Uma delas é interessante.

Um sertanejo nordestino costumava dizer aos seus companheiros de trabalho que não acreditava em bobagens de lobisomens. Um deles, homem muito pálido, declarou-lhe, um dia, meio zangado, que ele havia de se arrepender de zombar dos lobisomens. Os amigos do sertanejo o avisaram de que o seu colega de trabalho ”virava” e que, por isso, devia andar armado e não se afastar muito de sua morada.

Numa noite  de sexta feira, vinha o sertanejo de volta para casa, quando foi atacado por um monstro horroroso. Era um bicho preto, do tamanho de um bezerro, com orelhas enormes, cheio de pelos, com os olhos de brasa. A luta foi terrível. O sertanejo, que era forte e valente, sacou da faca e enfrentou o monstro. Lutou, lutou, até que conseguiu tirar sangue da fera. O lobisomem soltou um urro de dor, deu um salto tremendo e desapareceu no mato.
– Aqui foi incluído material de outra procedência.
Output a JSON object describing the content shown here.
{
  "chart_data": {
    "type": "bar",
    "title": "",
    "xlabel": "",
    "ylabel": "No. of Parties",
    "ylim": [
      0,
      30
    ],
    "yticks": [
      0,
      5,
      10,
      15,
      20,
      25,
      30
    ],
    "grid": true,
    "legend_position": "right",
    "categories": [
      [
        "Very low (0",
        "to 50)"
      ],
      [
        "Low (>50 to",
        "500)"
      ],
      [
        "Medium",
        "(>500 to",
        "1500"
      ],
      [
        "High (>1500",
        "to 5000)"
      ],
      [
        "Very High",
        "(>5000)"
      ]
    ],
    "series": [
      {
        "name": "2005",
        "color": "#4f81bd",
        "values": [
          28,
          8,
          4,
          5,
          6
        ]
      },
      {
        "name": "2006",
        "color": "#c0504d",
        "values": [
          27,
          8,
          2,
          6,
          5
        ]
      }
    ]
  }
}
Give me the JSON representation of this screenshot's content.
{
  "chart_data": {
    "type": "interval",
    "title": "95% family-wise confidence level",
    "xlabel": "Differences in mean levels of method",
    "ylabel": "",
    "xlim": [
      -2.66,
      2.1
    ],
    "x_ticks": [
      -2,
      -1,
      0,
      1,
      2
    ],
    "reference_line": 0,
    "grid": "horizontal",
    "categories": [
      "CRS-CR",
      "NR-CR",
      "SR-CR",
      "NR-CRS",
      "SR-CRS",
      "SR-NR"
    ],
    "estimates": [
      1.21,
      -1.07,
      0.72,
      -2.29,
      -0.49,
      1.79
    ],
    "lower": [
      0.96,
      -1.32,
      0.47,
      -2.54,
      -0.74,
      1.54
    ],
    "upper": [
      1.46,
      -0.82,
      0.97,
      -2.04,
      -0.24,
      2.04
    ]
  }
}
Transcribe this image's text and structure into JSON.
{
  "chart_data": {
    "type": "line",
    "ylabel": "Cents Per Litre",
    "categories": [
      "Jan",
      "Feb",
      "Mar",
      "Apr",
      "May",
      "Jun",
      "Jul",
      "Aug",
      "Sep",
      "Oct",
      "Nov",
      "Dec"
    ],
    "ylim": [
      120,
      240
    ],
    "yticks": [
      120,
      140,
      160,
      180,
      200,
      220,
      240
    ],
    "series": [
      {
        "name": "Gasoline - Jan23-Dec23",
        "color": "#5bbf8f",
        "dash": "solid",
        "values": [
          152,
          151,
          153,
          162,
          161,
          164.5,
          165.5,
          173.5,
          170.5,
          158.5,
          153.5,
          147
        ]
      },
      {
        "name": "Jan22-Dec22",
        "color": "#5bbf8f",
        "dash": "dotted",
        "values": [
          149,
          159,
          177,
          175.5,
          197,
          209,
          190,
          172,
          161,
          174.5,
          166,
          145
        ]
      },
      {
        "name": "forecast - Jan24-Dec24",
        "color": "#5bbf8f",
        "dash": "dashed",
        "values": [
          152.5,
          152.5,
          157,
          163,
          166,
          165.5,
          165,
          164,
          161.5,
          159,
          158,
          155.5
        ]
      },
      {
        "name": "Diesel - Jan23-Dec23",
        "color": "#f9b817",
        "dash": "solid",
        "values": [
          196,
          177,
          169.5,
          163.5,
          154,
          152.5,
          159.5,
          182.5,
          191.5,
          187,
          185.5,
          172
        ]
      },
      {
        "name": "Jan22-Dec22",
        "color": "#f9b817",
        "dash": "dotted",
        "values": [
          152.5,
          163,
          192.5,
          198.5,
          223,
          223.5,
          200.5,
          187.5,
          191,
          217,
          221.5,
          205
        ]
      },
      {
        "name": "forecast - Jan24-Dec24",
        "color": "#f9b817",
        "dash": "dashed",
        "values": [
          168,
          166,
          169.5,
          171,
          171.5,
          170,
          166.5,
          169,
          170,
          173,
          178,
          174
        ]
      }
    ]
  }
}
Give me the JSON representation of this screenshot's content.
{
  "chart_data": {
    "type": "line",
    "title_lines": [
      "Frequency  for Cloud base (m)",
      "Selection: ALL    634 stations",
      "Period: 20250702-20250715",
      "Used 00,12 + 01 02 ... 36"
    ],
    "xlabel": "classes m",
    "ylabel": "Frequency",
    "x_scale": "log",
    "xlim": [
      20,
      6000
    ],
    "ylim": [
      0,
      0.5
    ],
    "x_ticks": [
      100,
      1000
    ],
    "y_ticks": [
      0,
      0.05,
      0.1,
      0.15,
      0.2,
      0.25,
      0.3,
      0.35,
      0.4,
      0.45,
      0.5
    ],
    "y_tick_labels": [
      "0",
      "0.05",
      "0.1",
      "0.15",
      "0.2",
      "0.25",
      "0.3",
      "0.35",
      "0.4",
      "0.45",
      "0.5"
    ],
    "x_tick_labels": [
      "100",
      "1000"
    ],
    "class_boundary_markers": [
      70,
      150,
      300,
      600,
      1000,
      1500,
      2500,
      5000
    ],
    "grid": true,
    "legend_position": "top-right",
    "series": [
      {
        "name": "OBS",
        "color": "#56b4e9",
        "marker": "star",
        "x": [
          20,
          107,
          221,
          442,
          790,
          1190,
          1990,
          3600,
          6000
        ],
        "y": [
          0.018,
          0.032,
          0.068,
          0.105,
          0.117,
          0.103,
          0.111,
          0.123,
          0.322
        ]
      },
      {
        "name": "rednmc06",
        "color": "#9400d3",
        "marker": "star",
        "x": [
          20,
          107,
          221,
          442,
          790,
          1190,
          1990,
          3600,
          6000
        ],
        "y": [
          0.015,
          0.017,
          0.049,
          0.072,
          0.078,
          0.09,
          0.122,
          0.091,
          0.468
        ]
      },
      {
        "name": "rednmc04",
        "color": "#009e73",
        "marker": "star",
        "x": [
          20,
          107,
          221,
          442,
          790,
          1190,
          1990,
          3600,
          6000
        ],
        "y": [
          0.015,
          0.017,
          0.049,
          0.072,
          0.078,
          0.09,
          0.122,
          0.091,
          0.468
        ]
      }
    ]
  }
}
O sertanejo apavorado com o acontecimento, passou a noite em claro. Pela manhã, não encontrando no trabalho o seu colega pálido, perguntou por ele. Disseram-lhe que estava doente e, por  isso não fora trabalhar. O sertanejo foi visita-lo. Encontrou-o gemendo, tomando remédios, e com o pescoço ferido.

Aí está mais uma história fantástica criada pelo povo do sertão.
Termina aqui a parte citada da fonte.